PIVARUNAS, Anthony, U.S. Geological Survey, Geology Minerals Energy and Geophysics Science Center, Moffett Field, CA 94043

The youngest California Coast Range volcanic activity is focused within the Clear Lake Volcanic Field (CLVF), where eruptions began ~3 Myr and lasted until ~10 kyr. Existing age models for volcanism in CLVF suggest episodes of higher-volume extrusion and relative quiescence. However, existing geochronology (40Ar-39Ar, U-Pb) struggles to parse the tempo of eruption—which can be rapid even on human timescales—during periods of focused extrusion. Paleomagnetism can reveal volcanic episodes on these short timescales because of the rapid pace of geomagnetic field changes. These changes are recorded within lavas that cooled at different times, creating an interpretable record of ‘paleosecular variation’.

The oldest episode of volcanism at CLVF (~2.8-1.3 Ma), is characterized by mafic lavas. Consistent with new 40Ar/39Ar geochronology, paleomagnetic data show an extended interval of eruption, with multiple polarities and scattered paleomagnetic directions. Eruption of spatiotemporal clusters of geochemically-evolved lavas occurred next in the CLVF (~1.3 to 0.3 Ma).
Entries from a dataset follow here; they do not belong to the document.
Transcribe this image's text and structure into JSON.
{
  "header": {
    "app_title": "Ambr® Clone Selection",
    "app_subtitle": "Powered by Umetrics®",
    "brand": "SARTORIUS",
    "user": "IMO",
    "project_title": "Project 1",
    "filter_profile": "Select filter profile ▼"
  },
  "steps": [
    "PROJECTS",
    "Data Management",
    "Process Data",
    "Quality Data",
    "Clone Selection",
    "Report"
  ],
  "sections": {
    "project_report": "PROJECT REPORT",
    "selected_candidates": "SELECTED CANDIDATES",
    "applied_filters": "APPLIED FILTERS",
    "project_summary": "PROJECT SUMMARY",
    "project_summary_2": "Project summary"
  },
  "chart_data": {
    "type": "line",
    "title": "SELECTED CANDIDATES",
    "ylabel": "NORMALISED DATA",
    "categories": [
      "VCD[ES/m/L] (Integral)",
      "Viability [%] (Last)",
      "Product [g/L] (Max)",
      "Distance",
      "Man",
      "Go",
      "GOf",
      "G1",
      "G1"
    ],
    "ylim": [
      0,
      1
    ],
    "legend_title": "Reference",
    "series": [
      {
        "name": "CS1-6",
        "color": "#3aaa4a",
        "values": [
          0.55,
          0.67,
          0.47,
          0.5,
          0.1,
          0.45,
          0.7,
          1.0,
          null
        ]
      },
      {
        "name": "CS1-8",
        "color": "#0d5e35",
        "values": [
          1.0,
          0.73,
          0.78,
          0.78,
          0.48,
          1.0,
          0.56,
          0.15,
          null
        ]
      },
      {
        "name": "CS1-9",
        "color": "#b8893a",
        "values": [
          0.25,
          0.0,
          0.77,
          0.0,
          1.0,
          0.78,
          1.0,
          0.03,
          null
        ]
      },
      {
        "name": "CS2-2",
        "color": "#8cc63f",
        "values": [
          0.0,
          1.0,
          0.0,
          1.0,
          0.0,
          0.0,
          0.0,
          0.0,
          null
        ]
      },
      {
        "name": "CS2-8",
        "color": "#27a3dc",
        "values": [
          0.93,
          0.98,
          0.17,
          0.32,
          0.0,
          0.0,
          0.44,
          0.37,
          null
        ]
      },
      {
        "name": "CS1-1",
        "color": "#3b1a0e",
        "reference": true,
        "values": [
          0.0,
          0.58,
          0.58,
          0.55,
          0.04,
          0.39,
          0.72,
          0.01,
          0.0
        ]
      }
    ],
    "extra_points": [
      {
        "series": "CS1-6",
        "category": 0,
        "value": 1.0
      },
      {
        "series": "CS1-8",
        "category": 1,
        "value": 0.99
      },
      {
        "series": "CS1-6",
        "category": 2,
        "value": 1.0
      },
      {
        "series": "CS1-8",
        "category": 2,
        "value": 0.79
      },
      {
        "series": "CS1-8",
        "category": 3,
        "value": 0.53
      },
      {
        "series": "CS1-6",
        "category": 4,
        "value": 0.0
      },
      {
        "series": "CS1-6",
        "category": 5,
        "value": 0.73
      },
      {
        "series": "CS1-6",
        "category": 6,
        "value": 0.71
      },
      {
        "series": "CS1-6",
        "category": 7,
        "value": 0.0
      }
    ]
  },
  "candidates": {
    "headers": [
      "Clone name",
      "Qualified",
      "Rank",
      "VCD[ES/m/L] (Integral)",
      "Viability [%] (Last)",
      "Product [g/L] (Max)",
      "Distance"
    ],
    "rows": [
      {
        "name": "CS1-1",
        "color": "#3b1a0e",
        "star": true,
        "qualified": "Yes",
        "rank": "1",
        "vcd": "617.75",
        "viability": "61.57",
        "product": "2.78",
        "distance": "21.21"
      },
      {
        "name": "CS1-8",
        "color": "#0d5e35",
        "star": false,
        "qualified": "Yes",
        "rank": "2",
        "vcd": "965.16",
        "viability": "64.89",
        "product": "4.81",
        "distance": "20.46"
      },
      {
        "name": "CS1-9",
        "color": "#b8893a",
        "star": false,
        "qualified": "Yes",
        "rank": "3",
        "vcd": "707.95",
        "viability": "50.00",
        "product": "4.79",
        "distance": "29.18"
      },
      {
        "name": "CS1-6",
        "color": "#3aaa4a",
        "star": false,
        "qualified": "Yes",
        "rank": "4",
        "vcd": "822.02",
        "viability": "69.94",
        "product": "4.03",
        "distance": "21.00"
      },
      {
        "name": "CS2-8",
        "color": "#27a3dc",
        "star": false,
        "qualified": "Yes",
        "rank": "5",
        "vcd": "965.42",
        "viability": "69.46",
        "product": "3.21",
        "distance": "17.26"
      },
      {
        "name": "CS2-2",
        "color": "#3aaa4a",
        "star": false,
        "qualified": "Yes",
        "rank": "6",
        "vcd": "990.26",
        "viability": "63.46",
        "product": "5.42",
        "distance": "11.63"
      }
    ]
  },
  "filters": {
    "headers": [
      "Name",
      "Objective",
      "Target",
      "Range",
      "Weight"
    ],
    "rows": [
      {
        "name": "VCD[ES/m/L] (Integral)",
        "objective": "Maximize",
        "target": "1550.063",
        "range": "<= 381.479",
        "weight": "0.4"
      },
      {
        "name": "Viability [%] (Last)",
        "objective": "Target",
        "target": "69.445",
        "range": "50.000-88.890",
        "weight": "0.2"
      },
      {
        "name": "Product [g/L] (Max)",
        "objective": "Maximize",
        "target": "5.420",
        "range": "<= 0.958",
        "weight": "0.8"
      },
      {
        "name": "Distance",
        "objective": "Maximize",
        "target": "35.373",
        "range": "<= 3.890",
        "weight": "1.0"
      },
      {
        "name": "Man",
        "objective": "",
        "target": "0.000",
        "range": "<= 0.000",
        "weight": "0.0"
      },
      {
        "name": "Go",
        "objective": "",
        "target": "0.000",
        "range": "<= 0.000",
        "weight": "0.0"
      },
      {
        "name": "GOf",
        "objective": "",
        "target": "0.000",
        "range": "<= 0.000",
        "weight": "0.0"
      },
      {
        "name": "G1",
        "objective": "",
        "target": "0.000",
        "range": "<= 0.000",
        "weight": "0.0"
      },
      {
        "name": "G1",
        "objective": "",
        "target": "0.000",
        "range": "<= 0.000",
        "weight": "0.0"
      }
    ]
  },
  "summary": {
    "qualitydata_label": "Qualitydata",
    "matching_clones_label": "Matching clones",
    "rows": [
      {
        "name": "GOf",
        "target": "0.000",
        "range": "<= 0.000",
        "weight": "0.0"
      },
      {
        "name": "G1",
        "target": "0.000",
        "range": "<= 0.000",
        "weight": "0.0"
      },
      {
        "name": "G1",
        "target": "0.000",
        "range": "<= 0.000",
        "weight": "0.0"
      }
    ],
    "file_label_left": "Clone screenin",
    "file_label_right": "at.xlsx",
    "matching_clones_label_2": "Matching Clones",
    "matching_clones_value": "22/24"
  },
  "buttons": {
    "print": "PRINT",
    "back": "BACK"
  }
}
Paleomagnetic data from the lavas around Mount Hannah (~Jaramillo subchron) suggest extrusion of at least 7 dacite units within the same geomagnetic polarity transition, an estimated window of less than 5 kyr. The composite domes and flows of Mount Konocti, which represent the largest volume accumulation of related lavas in the CLVF, were erupted later in this episode. Five dacite map units on Mount Konocti—including two recently dated by 40Ar/39Ar —share an analytically-indistinguishable magnetization direction, suggesting an eruption duration of 100s of years rather than 1000s for a large volume of the mountain. The youngest volcanic episode (0.28–0.01 Ma), principally basaltic andesite eruptions in the northern reach of the field, has scattered paleomagnetic directions, suggesting distribution in time, akin in style and composition to the earliest episode.

Paleomagnetism demonstrates with high temporal resolution how different periods of eruption at CLVF have vastly different eruptive behavior. Occasions of felsic volcanism can be concentrated in space, and very concentrated in time, contrasting with the spatiotemporally-distributed mafic volcanism.